Volksstimme: Haben Sie Fakten dazu?

Lischka: Nach Deutschland zurückgeführt werden müssen allein 2100 Fahrzeuge und 8650 Container. Insgesamt sind 5,85 Millionen Einzelteile vom Maschinengewehr bis zum Reserverad zu transportieren. Der Stützpunkt Faizabad soll im Spätsommer vollständig geräumt sein, am erwähnten OP North gibt es eine deutliche Reduzierung von Truppenstärke und Material. Zum Abzug in Richtung Usbekistan und Tadschikistan werden befestigte und sichere Straßen gebraucht, die gibt es aber kaum.

Volksstimme: Wie ist das Verhältnis zwischen Bundeswehr und afghanischen Sicherheitskräften? In der Vergangenheit gab es Anschläge auf die Deutschen auch aus der Armee heraus.

"Viele leben in der Vergangenheit."

Lischka: Das Verhältnis, habe ich bei Gesprächen mit Bundeswehrangehörigen erfahren, ist sehr eng. Die Außenposten der deutschen Camps werden durch afghanische Sicherheitskräfte geschützt. Was nach den Auskünften fehlt, ist eine gute Koordination zwischen den afghanischen Sicherheitskräften selbst. Das liegt häufig an persönlichen Befindlichkeiten. Nach 40 Jahren Krieg hat jeder seine eigene Geschichte hinter sich, viele leben in der Vergangenheit.

Volksstimme:Der Abzug wirft seine Schatten voraus - wie haben Sie angesichts dessen die Stimmung in der Truppe empfunden?

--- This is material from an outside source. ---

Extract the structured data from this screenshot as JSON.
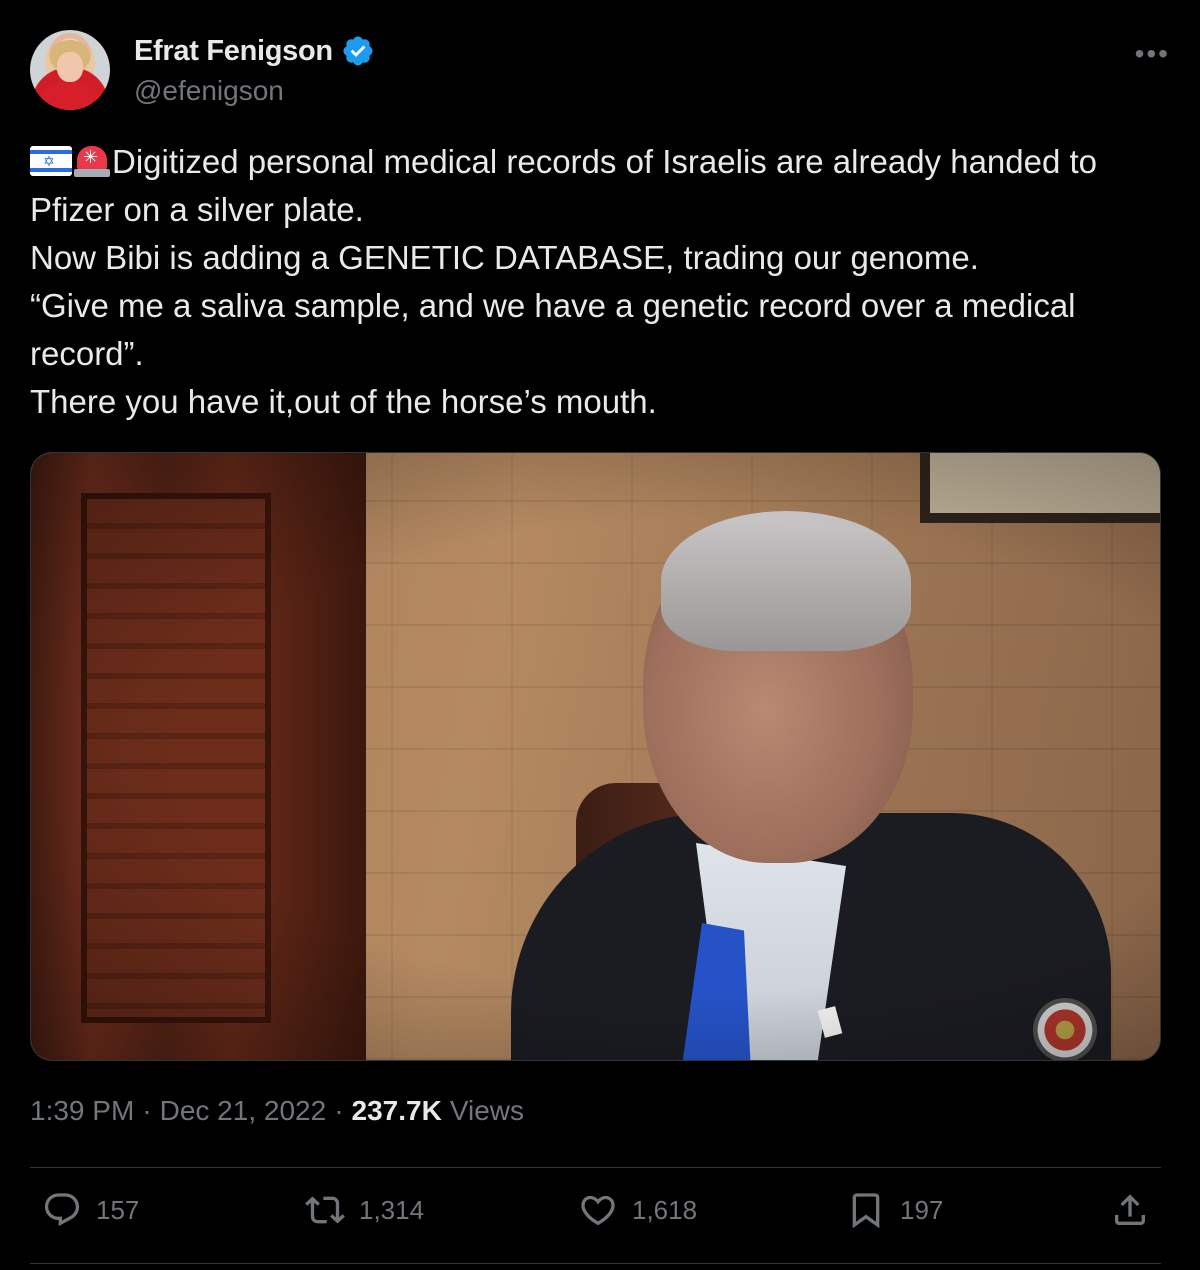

Lischka: Ganz wichtig: Der Abzug betrifft die Kampftruppen, es bleiben deutsche Polizisten, auch aus Sachsen-Anhalt, und Entwicklungshelfer im Lande. Ich habe die Stimmung unter den Soldaten und Offizieren heute - im Zuge der schrittweisen Übergabe der Sicherheitsverantwortung - im Vergleich zu 2010 als deutlich entspannter empfunden. Wie es scheint, tragen die Bemühungen von Bundeswehr, Polizei und Entwicklungshelfern in Nordafghanistan Früchte. Im Süden und Osten des Landes ist es aber sehr viel unruhiger.

Volksstimme: Sie sind Jurist und haben sich auch über die Entwicklung von Recht und Gesetz informiert - Stichwort Rechtsstaats-Dialog. Ist nicht schon allein das Wort Rechtsstaat in Afghanistan eine Farce?

Lischka: Der Westen wollte aus Afghanistan lange eine rechtsstaatlich-demokratische islamische Musterrepublik machen. Davon muss man sich verabschieden. Im Gegenteil: Es ist nicht im Sinne des Westens, dem Land seine Vorstellungen von einem Staatswesen aufzwingen zu wollen. In den Dörfern Afghanistans herrscht der Ältestenrat, die Schura, - nach Stammesrecht und Scharia. Die formelle Justiz ist langsam und korrupt. Da sagen sich die Leute: Was soll ich lange auf einen teures Urteil warten, das im Dorf sowieso keiner akzeptiert?

Für die Bevölkerung sind es nicht die Taliban der Hauptfeind, sondern es ist ein Staat, der als korrupt und störend empfunden wird. Hier schlagen sich 40 Jahre Krieg nieder.

Volksstimme: Was passiert, wenn die ausländischen Kampftruppen weg sind?

Lischka: Ich sehe drei Möglichkeiten. Erstens kann es mittelfristig zu einem Bürgerkrieg kommen. Zweites könnte es einen gewissen Status quo geben, wenn die Einflusssphären abgesteckt und akzeptiert sind. Drittens schließlich ist es auch möglich, dass Afghanistan geteilt wird - in einen Norden und einen Süden.